Want to adopt a healthy infant whose family history and medical background is known? Black American children are meeting the needs of would-be adoptive parents overseas.
"While the number of international adoptions is plummeting — largely over questions surrounding the origin of children put up for adoption in developing countries — there is one nation from which parents abroad can adopt a healthy infant in a relatively short time whose family history and medical background is unclouded by doubt: The United States," writes CNN's Sophie Brown.
The children most likely to be available for international adoption are those with special needs, older children or even sibling groups. But Susan Cox, vice president of policy and external affairs for Holt International Children's Services, which helps Americans adopt from 12 countries, told the Deseret News that dark skin can make one what she called "a waiting child" and therefore adoptable. The United States allows adoption of American children by foreign families if willing American parents aren't found. Black biracial American newborns, for example, sometimes find new homes in Canada, Israel and Europe.
Adam Pertman, director of the Donaldson Adoption Institute and author of "Adoption Nation," told CNN that many birth mothers believe their black or mixed-race children will face fewer race issues in the Netherlands than in the United States, for example.

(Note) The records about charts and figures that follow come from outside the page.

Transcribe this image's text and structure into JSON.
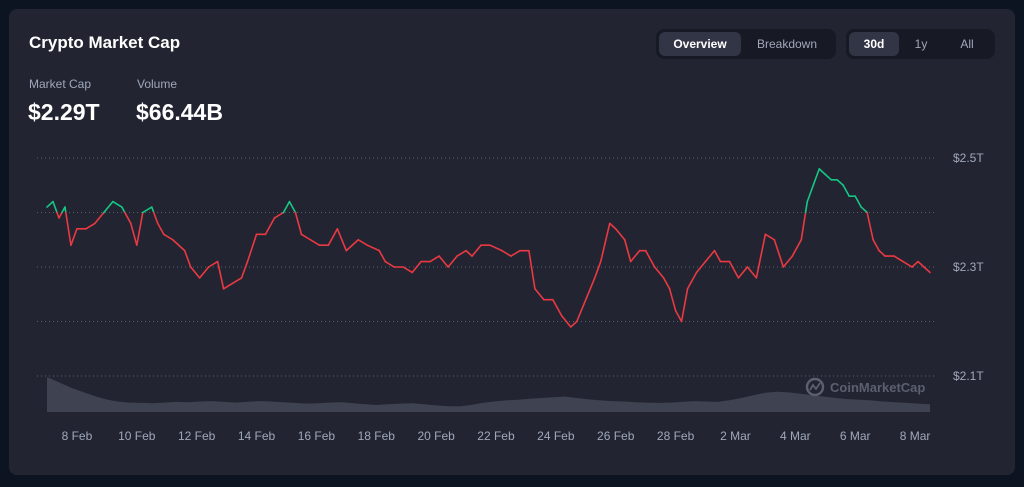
{
  "title": "Crypto Market Cap",
  "view_toggle": {
    "options": [
      "Overview",
      "Breakdown"
    ],
    "selected": "Overview"
  },
  "range_toggle": {
    "options": [
      "30d",
      "1y",
      "All"
    ],
    "selected": "30d"
  },
  "stats": [
    {
      "label": "Market Cap",
      "value": "$2.29T"
    },
    {
      "label": "Volume",
      "value": "$66.44B"
    }
  ],
  "watermark": "CoinMarketCap",
  "colors": {
    "up": "#16c784",
    "down": "#ea3943",
    "volume": "#3f4250",
    "grid": "#5a5e6b",
    "text": "#a1a7bb"
  },
  "chart_data": {
    "type": "line",
    "x_unit": "date (Feb 7 – Mar 9)",
    "y_label": "",
    "ylim": [
      2.08,
      2.52
    ],
    "y_ticks": [
      {
        "value": 2.5,
        "label": "$2.5T"
      },
      {
        "value": 2.3,
        "label": "$2.3T"
      },
      {
        "value": 2.1,
        "label": "$2.1T"
      }
    ],
    "x_ticks": [
      "8 Feb",
      "10 Feb",
      "12 Feb",
      "14 Feb",
      "16 Feb",
      "18 Feb",
      "20 Feb",
      "22 Feb",
      "24 Feb",
      "26 Feb",
      "28 Feb",
      "2 Mar",
      "4 Mar",
      "6 Mar",
      "8 Mar"
    ],
    "baseline": 2.4,
    "market_cap_T": [
      [
        7.0,
        2.41
      ],
      [
        7.2,
        2.42
      ],
      [
        7.4,
        2.39
      ],
      [
        7.6,
        2.41
      ],
      [
        7.8,
        2.34
      ],
      [
        8.0,
        2.37
      ],
      [
        8.3,
        2.37
      ],
      [
        8.6,
        2.38
      ],
      [
        8.9,
        2.4
      ],
      [
        9.2,
        2.42
      ],
      [
        9.5,
        2.41
      ],
      [
        9.8,
        2.38
      ],
      [
        10.0,
        2.34
      ],
      [
        10.2,
        2.4
      ],
      [
        10.5,
        2.41
      ],
      [
        10.7,
        2.38
      ],
      [
        10.9,
        2.36
      ],
      [
        11.2,
        2.35
      ],
      [
        11.6,
        2.33
      ],
      [
        11.8,
        2.3
      ],
      [
        12.1,
        2.28
      ],
      [
        12.4,
        2.3
      ],
      [
        12.7,
        2.31
      ],
      [
        12.9,
        2.26
      ],
      [
        13.2,
        2.27
      ],
      [
        13.5,
        2.28
      ],
      [
        13.7,
        2.31
      ],
      [
        14.0,
        2.36
      ],
      [
        14.3,
        2.36
      ],
      [
        14.6,
        2.39
      ],
      [
        14.9,
        2.4
      ],
      [
        15.1,
        2.42
      ],
      [
        15.3,
        2.4
      ],
      [
        15.5,
        2.36
      ],
      [
        15.8,
        2.35
      ],
      [
        16.1,
        2.34
      ],
      [
        16.4,
        2.34
      ],
      [
        16.7,
        2.37
      ],
      [
        17.0,
        2.33
      ],
      [
        17.4,
        2.35
      ],
      [
        17.7,
        2.34
      ],
      [
        18.1,
        2.33
      ],
      [
        18.3,
        2.31
      ],
      [
        18.6,
        2.3
      ],
      [
        18.9,
        2.3
      ],
      [
        19.2,
        2.29
      ],
      [
        19.5,
        2.31
      ],
      [
        19.8,
        2.31
      ],
      [
        20.1,
        2.32
      ],
      [
        20.4,
        2.3
      ],
      [
        20.7,
        2.32
      ],
      [
        21.0,
        2.33
      ],
      [
        21.2,
        2.32
      ],
      [
        21.5,
        2.34
      ],
      [
        21.8,
        2.34
      ],
      [
        22.2,
        2.33
      ],
      [
        22.5,
        2.32
      ],
      [
        22.8,
        2.33
      ],
      [
        23.1,
        2.33
      ],
      [
        23.3,
        2.26
      ],
      [
        23.6,
        2.24
      ],
      [
        23.9,
        2.24
      ],
      [
        24.2,
        2.21
      ],
      [
        24.5,
        2.19
      ],
      [
        24.7,
        2.2
      ],
      [
        25.0,
        2.24
      ],
      [
        25.3,
        2.28
      ],
      [
        25.5,
        2.31
      ],
      [
        25.8,
        2.38
      ],
      [
        26.0,
        2.37
      ],
      [
        26.3,
        2.35
      ],
      [
        26.5,
        2.31
      ],
      [
        26.8,
        2.33
      ],
      [
        27.0,
        2.33
      ],
      [
        27.3,
        2.3
      ],
      [
        27.6,
        2.28
      ],
      [
        27.8,
        2.26
      ],
      [
        28.0,
        2.22
      ],
      [
        28.2,
        2.2
      ],
      [
        28.4,
        2.26
      ],
      [
        28.7,
        2.29
      ],
      [
        29.0,
        2.31
      ],
      [
        29.3,
        2.33
      ],
      [
        29.5,
        2.31
      ],
      [
        29.8,
        2.31
      ],
      [
        30.1,
        2.28
      ],
      [
        30.4,
        2.3
      ],
      [
        30.7,
        2.28
      ],
      [
        31.0,
        2.36
      ],
      [
        31.3,
        2.35
      ],
      [
        31.6,
        2.3
      ],
      [
        31.9,
        2.32
      ],
      [
        32.2,
        2.35
      ],
      [
        32.4,
        2.42
      ],
      [
        32.6,
        2.45
      ],
      [
        32.8,
        2.48
      ],
      [
        33.0,
        2.47
      ],
      [
        33.2,
        2.46
      ],
      [
        33.4,
        2.46
      ],
      [
        33.6,
        2.45
      ],
      [
        33.8,
        2.43
      ],
      [
        34.0,
        2.43
      ],
      [
        34.2,
        2.41
      ],
      [
        34.4,
        2.4
      ],
      [
        34.6,
        2.35
      ],
      [
        34.8,
        2.33
      ],
      [
        35.0,
        2.32
      ],
      [
        35.3,
        2.32
      ],
      [
        35.6,
        2.31
      ],
      [
        35.9,
        2.3
      ],
      [
        36.1,
        2.31
      ],
      [
        36.3,
        2.3
      ],
      [
        36.5,
        2.29
      ]
    ],
    "volume_relative": [
      1.0,
      0.85,
      0.7,
      0.58,
      0.46,
      0.36,
      0.3,
      0.27,
      0.26,
      0.25,
      0.27,
      0.29,
      0.28,
      0.3,
      0.31,
      0.29,
      0.27,
      0.29,
      0.31,
      0.3,
      0.28,
      0.26,
      0.24,
      0.25,
      0.27,
      0.28,
      0.25,
      0.22,
      0.2,
      0.22,
      0.24,
      0.25,
      0.22,
      0.19,
      0.17,
      0.16,
      0.2,
      0.26,
      0.3,
      0.33,
      0.35,
      0.38,
      0.4,
      0.42,
      0.44,
      0.4,
      0.36,
      0.33,
      0.31,
      0.3,
      0.28,
      0.27,
      0.26,
      0.27,
      0.29,
      0.31,
      0.3,
      0.29,
      0.34,
      0.4,
      0.48,
      0.55,
      0.58,
      0.56,
      0.52,
      0.48,
      0.44,
      0.4,
      0.37,
      0.35,
      0.33,
      0.3,
      0.28,
      0.26,
      0.24,
      0.22
    ]
  }
}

"In the United States, as much as Americans want to believe it's not true, we are still a country where there is a least some degree of racial prejudice. The birth mothers' perception of Holland, in particular, was that the same was not true in Holland. There's that feeling that maybe we can escape those issues if (the child is) somewhere else," he said.
It's not a new trend, although it has reportedly continued to grow even as other international adoptions have decreased in number. In 2005, People magazine was among many publications that noted hundreds of healthy American babies each year were being adopted outside the country. At the time, it was primarily by people in Canada.
"Americans have long been used to couples in the U.S. adopting children from overseas. But few realize that each year hundreds of children — nearly all African-American or biracial — leave this country to be raised by foreign parents," Anne-Marie O'Neill wrote.
The State Department has said that Canada tops the list of countries adopting from America. In 2010, 148 U.S.-born kids found homes there. The Netherlands is second.